All the Cool Kids are into Pipe Organs

10513402_660855714008338_8874838361076655335_nThis is a mass selfie (a groupie?) from about a week ago. These are high schoolers touring the Bedient Pipe Organ Company. They are real teens, who got on a bus, and toured four churches and a pipe organ builder one day in the middle of July. Pipe Organ Encounters (POEs) happen all over the US, and the kids who participate are wild about pipe organs.

“We had Masterclasses/lectures on how the Organ is made and even went to Bedient Organ Shop! It was an AMAZING experience and I recommend it to EVERYONE!” Michael, a POE student, wrote on Facebook. He posted picture after picture of kids having a fantastic time looking at and interacting with pipe organs. I’m going to say it again, THEY WERE ALL EXCITED ABOUT PIPE ORGANS! You might not think this is normal, but it is. The smallest children are totally captivated by the instrument. It’s HUGE. You can make it play different sounds. And the coolest part, is you can play it with your feet! Did you ever see Big with Tom Hanks? It’s the same thing…
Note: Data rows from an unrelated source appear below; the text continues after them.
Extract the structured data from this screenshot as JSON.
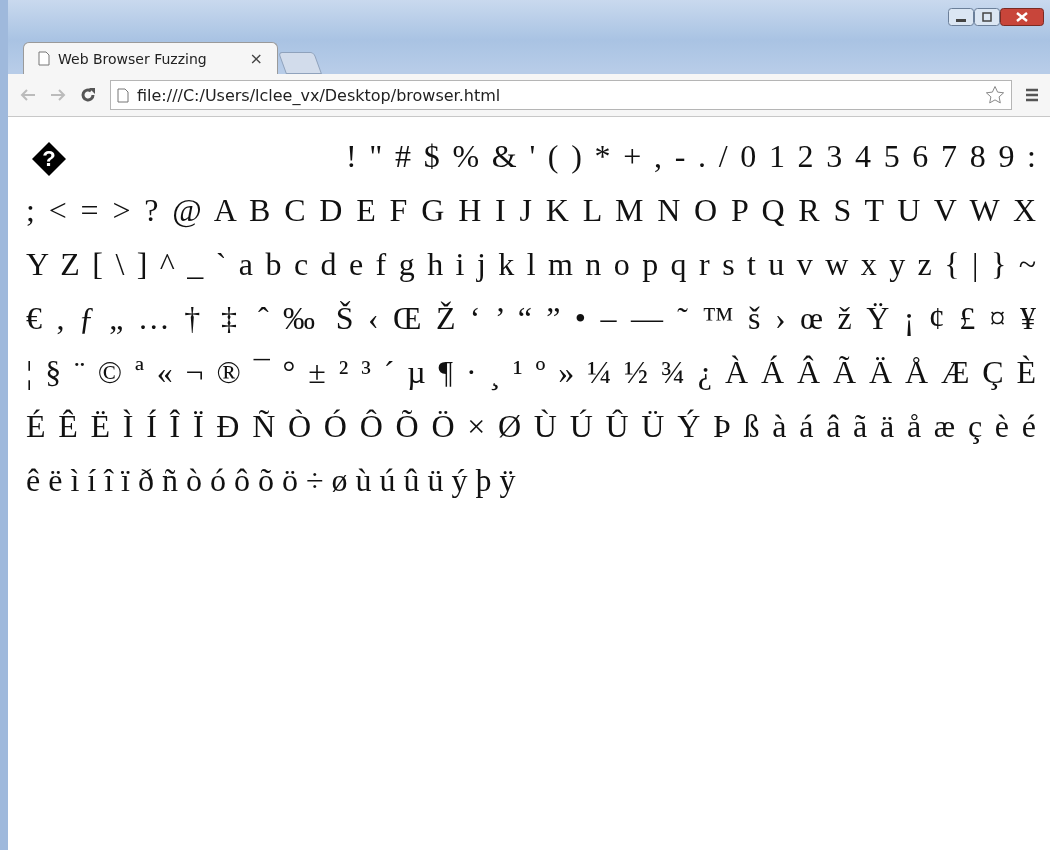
{
  "tab": {
    "title": "Web Browser Fuzzing",
    "close": "×"
  },
  "address_bar": {
    "url": "file:///C:/Users/lclee_vx/Desktop/browser.html"
  },
  "page": {
    "lines": [
      {
        "lead": "?",
        "text": "! \" # $ % & ' ( ) * + , - . / 0 1 2 3 4 5 6 7 8 9 :"
      },
      {
        "text": "; < = > ? @ A B C D E F G H I J K L M N O P Q R S T U V W X"
      },
      {
        "text": "Y Z [ \\ ] ^ _ ` a b c d e f g h i j k l m n o p q r s t u v w x y z { | } ~"
      },
      {
        "text": "€ , ƒ „ … † ‡ ˆ ‰ Š ‹ Œ Ž ‘ ’ “ ” • – — ˜ ™ š › œ ž Ÿ ¡ ¢ £ ¤ ¥"
      },
      {
        "text": "¦ § ¨ © ª « ¬ ® ¯ ° ± ² ³ ´ µ ¶ · ¸ ¹ º » ¼ ½ ¾ ¿ À Á Â Ã Ä Å Æ Ç È"
      },
      {
        "text": "É Ê Ë Ì Í Î Ï Ð Ñ Ò Ó Ô Õ Ö × Ø Ù Ú Û Ü Ý Þ ß à á â ã ä å æ ç è é"
      },
      {
        "text": "ê ë ì í î ï ð ñ ò ó ô õ ö ÷ ø ù ú û ü ý þ ÿ"
      }
    ]
  }
}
So, why am I yacking on and on about pipe organs? Because I think marketers sometimes don’t really understand teens. We make assumptions about what they like, based on our own biases. We associate pipe organs with church services we might have been forced to attend as children. Services that maybe even our parents stopped attending after we were confirmed. If we attend church, it has a praise band, which is cool, right? Teens see pipe organs differently. They see amazing pieces of technology you can watch work. Teens see gigantic instruments that dwarf the people who play them. They see power. They see awesomeness! And you can play them with your feet!

Above, is what these young enthusiasts see. They see a guy, dwarfed by an enormous instrument, surrounded by knobs, playing three keyboards (manuals) and a pedal board at the same time. It’s like extreme musicianship. The POE kids are a lot like their friends, who are sampling stuff and mixing their own songs. They love the technology, the mixing and matching, the power of big sounds. After all, a 32-foot Contrebombarde was the original subbass. So, why do we think more kids want to sit in their basements and sample music than want to harness the power of an instrument that is 50 times larger than they are?

Coolness comes in a lot of flavors. Don’t box in younger audiences. The best thing you can do to attract a young market, is to find the coolness factor in your product and let them know about it. It’s cool, because they think it’s cool. Show it to them, they’ll let you know how cool it is.

2 thoughts on “All the Cool Kids are into Pipe Organs

  1. I would have thought that the subbass (possibly labelled as Bourdon or Contra-Bourdon) came before the ContreBombarde.